There have also been approaches from some members of the public and community groups for more information about the records they come across on the Gateway. This equates to more uncharged work.
Attributable enquiries have been few and have not adversely affected BRERC’s business. As more become aware and make use of the Gateway we anticipate an increase in workload. This increase would probably occur whether we had submitted data to the Gateway or not as it is a natural progression of internet usage.
BRERC conducted an internal review to develop protocols for incorporating the Gateway into its routine data search services. We continue to make improvements to our systems and procedures.
We already use the species dictionary facility on a regular basis for validation and status assignment purposes. We have incorporated the NBN preferred names and Taxon Version Keys into our own dictionaries and databases to enable greater alignment and compatibility with national and international conventions. BRERC continues a dialogue with the NBN Trust team in relation to the species dictionary.
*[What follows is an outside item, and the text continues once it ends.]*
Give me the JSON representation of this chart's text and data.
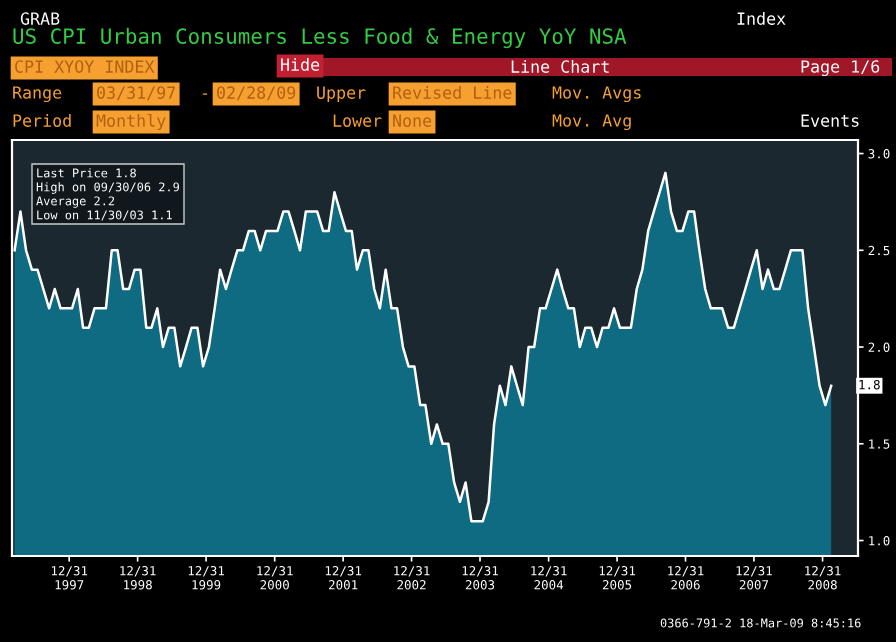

BRERC strongly recommends that other LRCs and other data custodians make their species data available to the NBN Gateway, ideally at one kilometre resolution for public access.
BRERC strongly recommends that data providers to the NBN Gateway be required to automatically grant LRCs access to the submitted data at full resolution (apart from exceptional circumstances or where commercial sensitivities arise). This would allow greater mobilisation of data and would help LRCs to incorporate Gateway held data in data searches, screening, research and project work. This might seem at odds with the fact that currently most or all LRCs do not allow full access to all. However this would be in recognition of the role LRCs have as data custodians and key nodes within the NBN and the professional standards that we apply in managing and disseminating data.
● BRERC is pleased to have had the opportunity to take part in this Project.
● We are confident that we can satisfactorily manage the BRERC data on the Gateway.
● We recognise that BRERC has been slow to develop protocols and systems in-house to exploit the resources of the Gateway.
● BRERC does not feel the submission of data to the Gateway has adversely affected its business.
● The submission of the BRERC data means the Gateway now holds over a million extra records for the ‘Avon’ area.
As soon as you make data widely available you receive admonishments from experts who will spot the one unlikely and possibly incorrectly entered record. That is good. They have told you something you may have missed. The sharing of data ensures the sharing of the responsibility for improving and making that data more accurate. The NBN does not want to populate the Gateway with inaccurate records. Local authorities and agencies will want to be able to make informed decisions using accurate records; experts want to use accurate data and the public do not want to be misled.
The Gateway is one of the primary sources for information used by national bodies when determining certain strategies and initiatives. For example, you may wish to ensure your records are included in the setting of environmental stewardship targets or in the assessment of a species’ national status and distribution. National officers will utilise the national portals for much of their information. If we insist all enquirers should always refer to each one of us around the country then that is just as much a denial of access to the data we hold, since realistically many will not do so.
I am confident that data held by BRERC is now much more widely available, is being used in many more ways and is also being maintained with higher standards. Which is nice since, after all, that is the remit of BRERC.